People present at the business event in China were said to be split 50-50 on whether she was the Real Deal or an embarassment worthy of walking out on. 50-50. My stars.
Sometime today, please ask yourself: Are you absolutely, positively, 100% sure that Sarah Palin could never me the 2012 nominee for President, or that she could EVER be elected?
Full disclosure: after this week, I am no longer 100% sure, and even the 1% or @5 makes me queasy.
(Okey dokey, mock away!)
September 25, 2009 10:58 AM | Reply | Permalink
Interestingly, Mormons were the most persecuted religious minority in this country's history. In many ways, there remains an across-the-board aversion to them, whether it be progressive mistrust of their conservatism, or Southern Baptist contempt of there Christian "heresy". Eye of the beholder, I suppose.

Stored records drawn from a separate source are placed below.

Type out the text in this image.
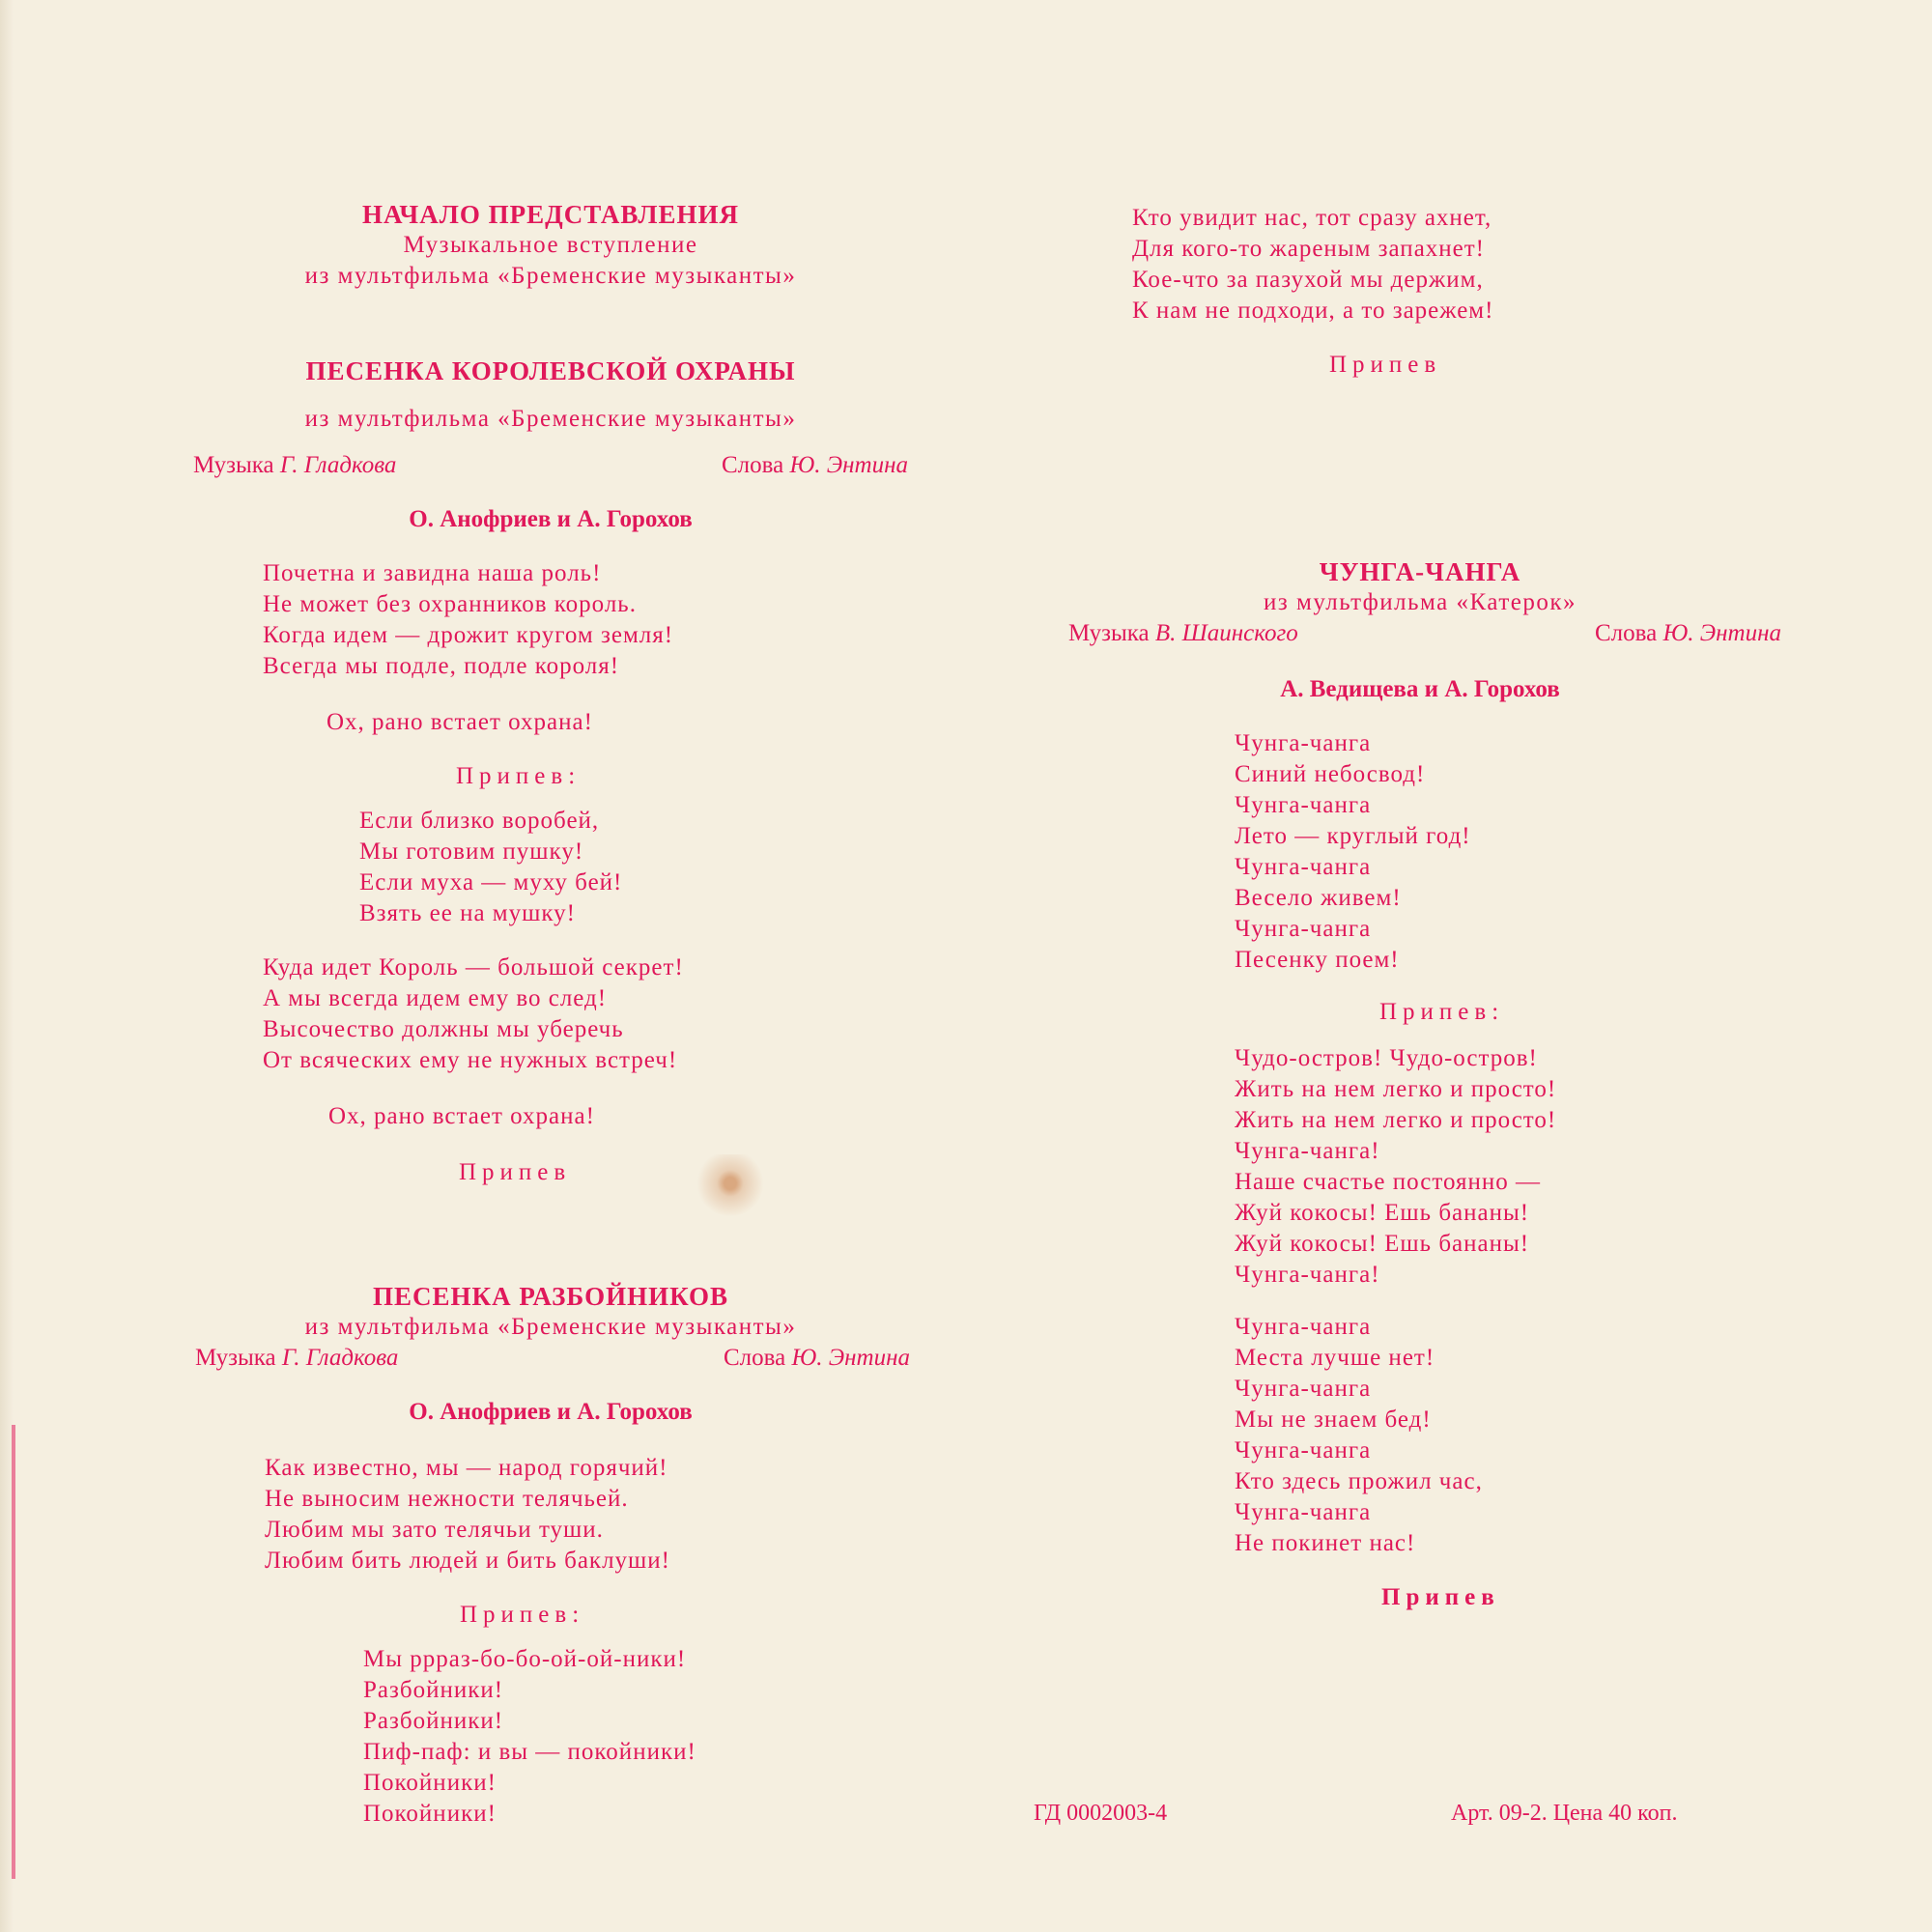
НАЧАЛО ПРЕДСТАВЛЕНИЯ
Музыкальное вступление
из мультфильма «Бременские музыканты»
ПЕСЕНКА КОРОЛЕВСКОЙ ОХРАНЫ
из мультфильма «Бременские музыканты»
Музыка Г. Гладкова	Слова Ю. Энтина
О. Анофриев и А. Горохов
Почетна и завидна наша роль!
Не может без охранников король.
Когда идем — дрожит кругом земля!
Всегда мы подле, подле короля!
Ох, рано встает охрана!
Припев:
Если близко воробей,
Мы готовим пушку!
Если муха — муху бей!
Взять ее на мушку!
Куда идет Король — большой секрет!
А мы всегда идем ему во след!
Высочество должны мы уберечь
От всяческих ему не нужных встреч!
Ох, рано встает охрана!
Припев
ПЕСЕНКА РАЗБОЙНИКОВ
из мультфильма «Бременские музыканты»
Музыка Г. Гладкова	Слова Ю. Энтина
О. Анофриев и А. Горохов
Как известно, мы — народ горячий!
Не выносим нежности телячьей.
Любим мы зато телячьи туши.
Любим бить людей и бить баклуши!
Припев:
Мы ррраз-бо-бо-ой-ой-ники!
Разбойники!
Разбойники!
Пиф-паф: и вы — покойники!
Покойники!
Покойники!
Кто увидит нас, тот сразу ахнет,
Для кого-то жареным запахнет!
Кое-что за пазухой мы держим,
К нам не подходи, а то зарежем!
Припев
ЧУНГА-ЧАНГА
из мультфильма «Катерок»
Музыка В. Шаинского	Слова Ю. Энтина
А. Ведищева и А. Горохов
Чунга-чанга
Синий небосвод!
Чунга-чанга
Лето — круглый год!
Чунга-чанга
Весело живем!
Чунга-чанга
Песенку поем!
Припев:
Чудо-остров! Чудо-остров!
Жить на нем легко и просто!
Жить на нем легко и просто!
Чунга-чанга!
Наше счастье постоянно —
Жуй кокосы! Ешь бананы!
Жуй кокосы! Ешь бананы!
Чунга-чанга!
Чунга-чанга
Места лучше нет!
Чунга-чанга
Мы не знаем бед!
Чунга-чанга
Кто здесь прожил час,
Чунга-чанга
Не покинет нас!
Припев
ГД 0002003-4	Арт. 09-2. Цена 40 коп.
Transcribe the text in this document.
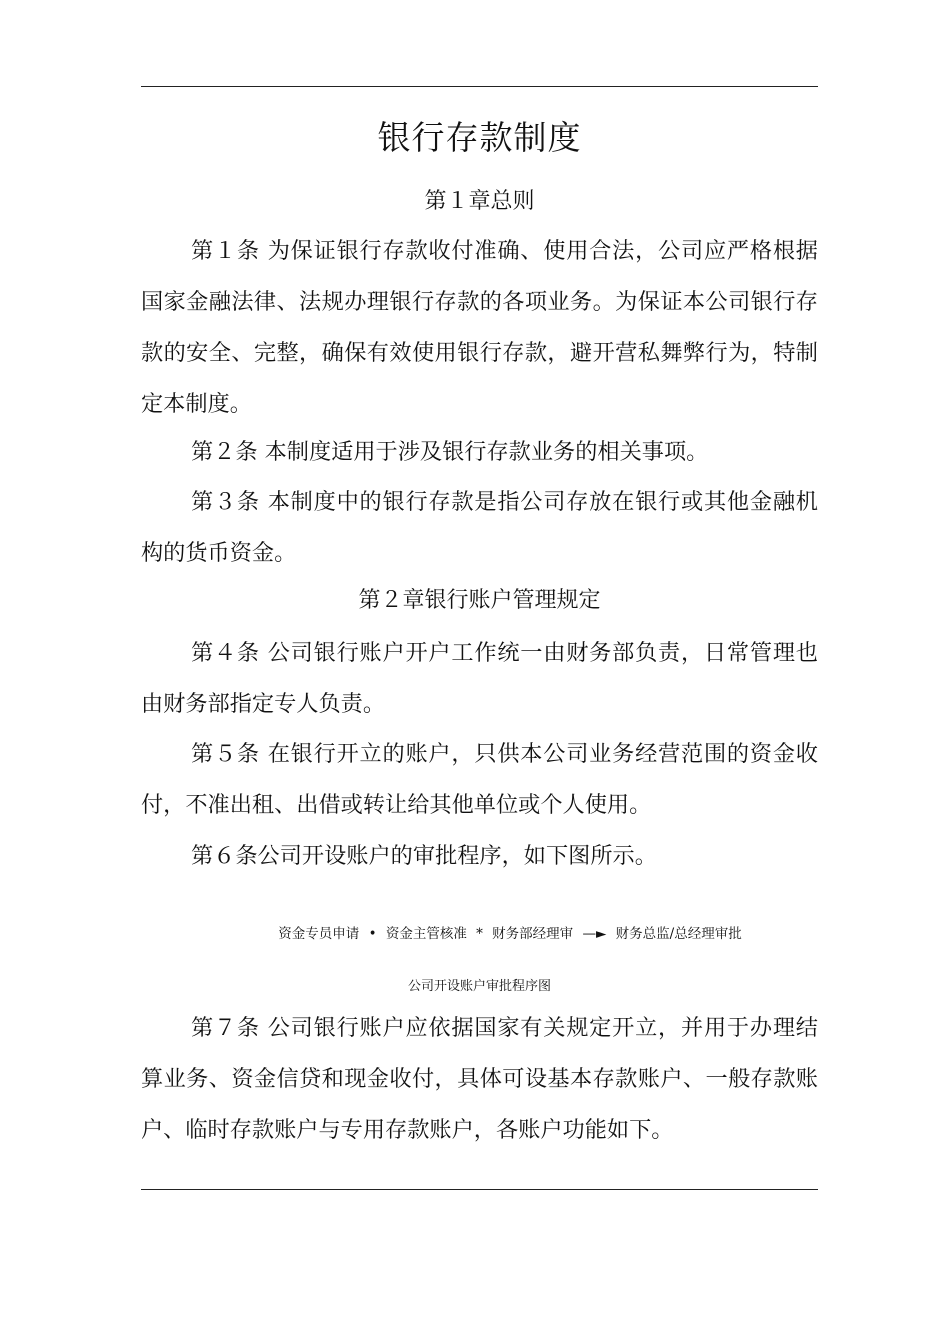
银行存款制度
第１章总则

第１条 为保证银行存款收付准确、使用合法，公司应严格根据国家金融法律、法规办理银行存款的各项业务。为保证本公司银行存款的安全、完整，确保有效使用银行存款，避开营私舞弊行为，特制定本制度。

第２条 本制度适用于涉及银行存款业务的相关事项。

第３条 本制度中的银行存款是指公司存放在银行或其他金融机构的货币资金。

第２章银行账户管理规定

第４条 公司银行账户开户工作统一由财务部负责，日常管理也由财务部指定专人负责。

第５条 在银行开立的账户，只供本公司业务经营范围的资金收付，不准出租、出借或转让给其他单位或个人使用。

第６条公司开设账户的审批程序，如下图所示。

资金专员申请 • 资金主管核准 * 财务部经理审 —► 财务总监/总经理审批
公司开设账户审批程序图

第７条 公司银行账户应依据国家有关规定开立，并用于办理结算业务、资金信贷和现金收付，具体可设基本存款账户、一般存款账户、临时存款账户与专用存款账户，各账户功能如下。
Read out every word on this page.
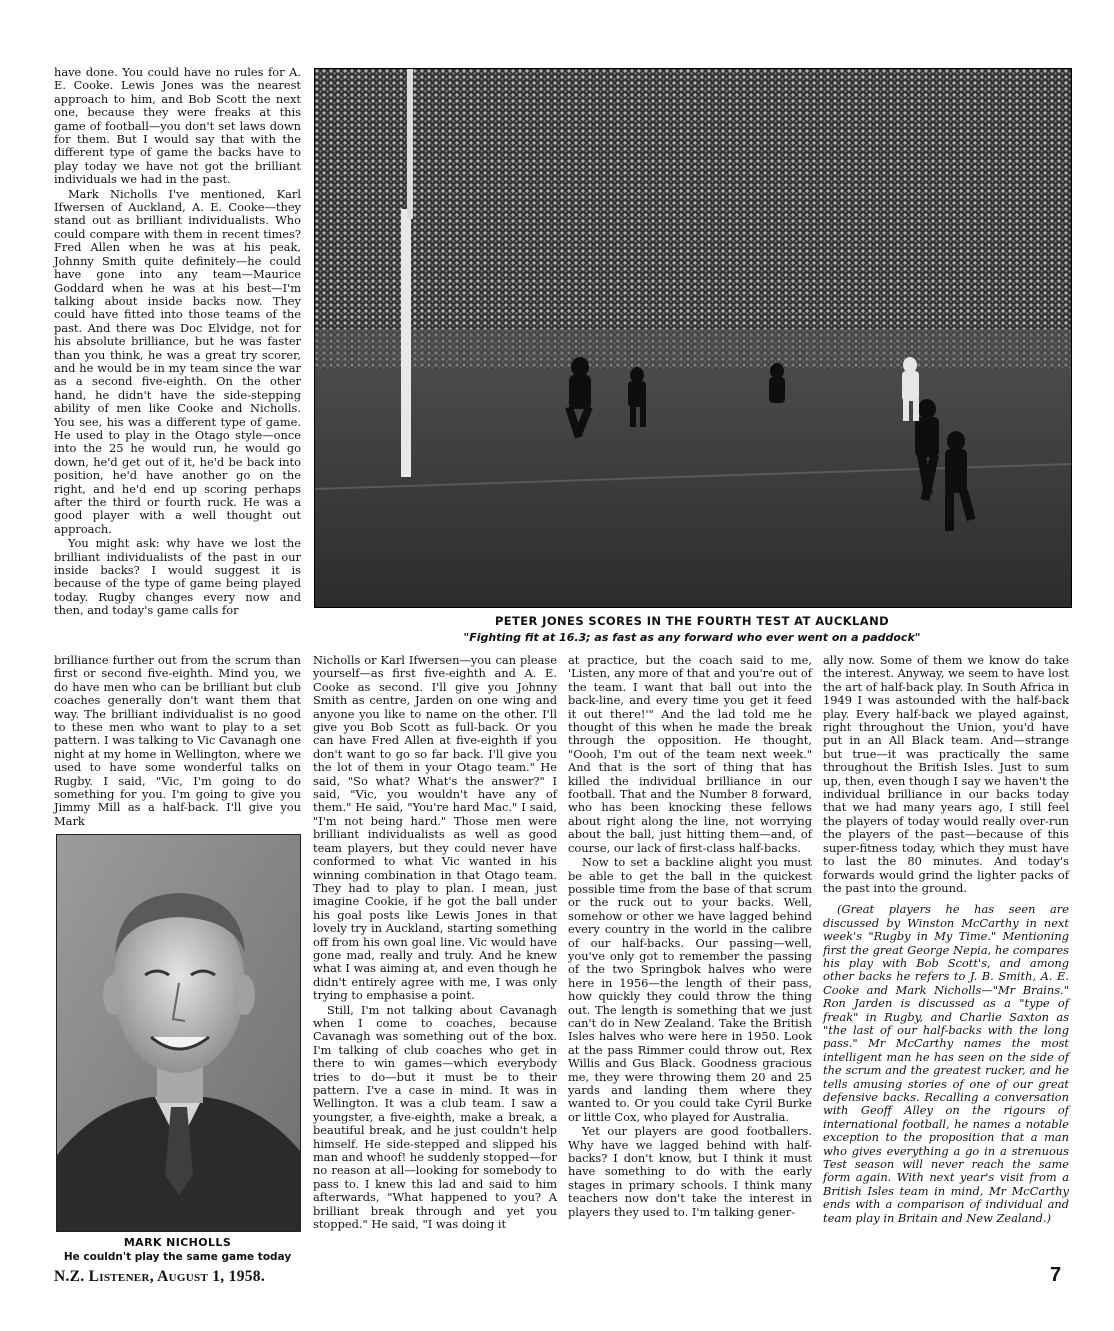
have done. You could have no rules for A. E. Cooke. Lewis Jones was the nearest approach to him, and Bob Scott the next one, because they were freaks at this game of football—you don't set laws down for them. But I would say that with the different type of game the backs have to play today we have not got the brilliant individuals we had in the past.

Mark Nicholls I've mentioned, Karl Ifwersen of Auckland, A. E. Cooke—they stand out as brilliant individualists. Who could compare with them in recent times? Fred Allen when he was at his peak, Johnny Smith quite definitely—he could have gone into any team—Maurice Goddard when he was at his best—I'm talking about inside backs now. They could have fitted into those teams of the past. And there was Doc Elvidge, not for his absolute brilliance, but he was faster than you think, he was a great try scorer, and he would be in my team since the war as a second five-eighth. On the other hand, he didn't have the side-stepping ability of men like Cooke and Nicholls. You see, his was a different type of game. He used to play in the Otago style—once into the 25 he would run, he would go down, he'd get out of it, he'd be back into position, he'd have another go on the right, and he'd end up scoring perhaps after the third or fourth ruck. He was a good player with a well thought out approach.

You might ask: why have we lost the brilliant individualists of the past in our inside backs? I would suggest it is because of the type of game being played today. Rugby changes every now and then, and today's game calls for

PETER JONES SCORES IN THE FOURTH TEST AT AUCKLAND
"Fighting fit at 16.3; as fast as any forward who ever went on a paddock"

brilliance further out from the scrum than first or second five-eighth. Mind you, we do have men who can be brilliant but club coaches generally don't want them that way. The brilliant individualist is no good to these men who want to play to a set pattern. I was talking to Vic Cavanagh one night at my home in Wellington, where we used to have some wonderful talks on Rugby. I said, "Vic, I'm going to do something for you. I'm going to give you Jimmy Mill as a half-back. I'll give you Mark

MARK NICHOLLS
He couldn't play the same game today

Nicholls or Karl Ifwersen—you can please yourself—as first five-eighth and A. E. Cooke as second. I'll give you Johnny Smith as centre, Jarden on one wing and anyone you like to name on the other. I'll give you Bob Scott as full-back. Or you can have Fred Allen at five-eighth if you don't want to go so far back. I'll give you the lot of them in your Otago team." He said, "So what? What's the answer?" I said, "Vic, you wouldn't have any of them." He said, "You're hard Mac." I said, "I'm not being hard." Those men were brilliant individualists as well as good team players, but they could never have conformed to what Vic wanted in his winning combination in that Otago team. They had to play to plan. I mean, just imagine Cookie, if he got the ball under his goal posts like Lewis Jones in that lovely try in Auckland, starting something off from his own goal line. Vic would have gone mad, really and truly. And he knew what I was aiming at, and even though he didn't entirely agree with me, I was only trying to emphasise a point.

Still, I'm not talking about Cavanagh when I come to coaches, because Cavanagh was something out of the box. I'm talking of club coaches who get in there to win games—which everybody tries to do—but it must be to their pattern. I've a case in mind. It was in Wellington. It was a club team. I saw a youngster, a five-eighth, make a break, a beautiful break, and he just couldn't help himself. He side-stepped and slipped his man and whoof! he suddenly stopped—for no reason at all—looking for somebody to pass to. I knew this lad and said to him afterwards, "What happened to you? A brilliant break through and yet you stopped." He said, "I was doing it

at practice, but the coach said to me, 'Listen, any more of that and you're out of the team. I want that ball out into the back-line, and every time you get it feed it out there!'" And the lad told me he thought of this when he made the break through the opposition. He thought, "Oooh, I'm out of the team next week." And that is the sort of thing that has killed the individual brilliance in our football. That and the Number 8 forward, who has been knocking these fellows about right along the line, not worrying about the ball, just hitting them—and, of course, our lack of first-class half-backs.

Now to set a backline alight you must be able to get the ball in the quickest possible time from the base of that scrum or the ruck out to your backs. Well, somehow or other we have lagged behind every country in the world in the calibre of our half-backs. Our passing—well, you've only got to remember the passing of the two Springbok halves who were here in 1956—the length of their pass, how quickly they could throw the thing out. The length is something that we just can't do in New Zealand. Take the British Isles halves who were here in 1950. Look at the pass Rimmer could throw out, Rex Willis and Gus Black. Goodness gracious me, they were throwing them 20 and 25 yards and landing them where they wanted to. Or you could take Cyril Burke or little Cox, who played for Australia.

Yet our players are good footballers. Why have we lagged behind with half-backs? I don't know, but I think it must have something to do with the early stages in primary schools. I think many teachers now don't take the interest in players they used to. I'm talking gener-

ally now. Some of them we know do take the interest. Anyway, we seem to have lost the art of half-back play. In South Africa in 1949 I was astounded with the half-back play. Every half-back we played against, right throughout the Union, you'd have put in an All Black team. And—strange but true—it was practically the same throughout the British Isles. Just to sum up, then, even though I say we haven't the individual brilliance in our backs today that we had many years ago, I still feel the players of today would really over-run the players of the past—because of this super-fitness today, which they must have to last the 80 minutes. And today's forwards would grind the lighter packs of the past into the ground.

(Great players he has seen are discussed by Winston McCarthy in next week's "Rugby in My Time." Mentioning first the great George Nepia, he compares his play with Bob Scott's, and among other backs he refers to J. B. Smith, A. E. Cooke and Mark Nicholls—"Mr Brains." Ron Jarden is discussed as a "type of freak" in Rugby, and Charlie Saxton as "the last of our half-backs with the long pass." Mr McCarthy names the most intelligent man he has seen on the side of the scrum and the greatest rucker, and he tells amusing stories of one of our great defensive backs. Recalling a conversation with Geoff Alley on the rigours of international football, he names a notable exception to the proposition that a man who gives everything a go in a strenuous Test season will never reach the same form again. With next year's visit from a British Isles team in mind, Mr McCarthy ends with a comparison of individual and team play in Britain and New Zealand.)

N.Z. Listener, August 1, 1958.	7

Many Libertarians fall into the same trap as Marxists, Freudians and flat-earthers: Protecting their dogma becomes more important than dealing with reality. A "pure" free market cannot exist without drowning itself in human greed - but they keep pining for their "ideal". Odd.
And Beck? We have one salvation: We tire quickly of our clowns.
September 25, 2009 11:47 AM | Reply | Permalink
I think Beck's excoriation of Teddy Roosevelt will backfire on him. That's the second Beck mention of him I've seen. In that interview with Kouric he called McCain a "weird progressive" like Teddy Roosevelt who would have been an even worse president than Obama.
My guess is Teddy Roosevelt is one of our more popular presidents though most people couldn't say why or name any of his accomplishments. He's been dead since 1920, his reputation is cast in amber, the history hasn't changed but now Beck wants to rewrite it? It's sort of like attacking apple pie as some socialist plot brought over by European immigrants to rot our teeth. At some point even Beck lovers realize this guy is a revisionist historian with an agenda that's way, way out there.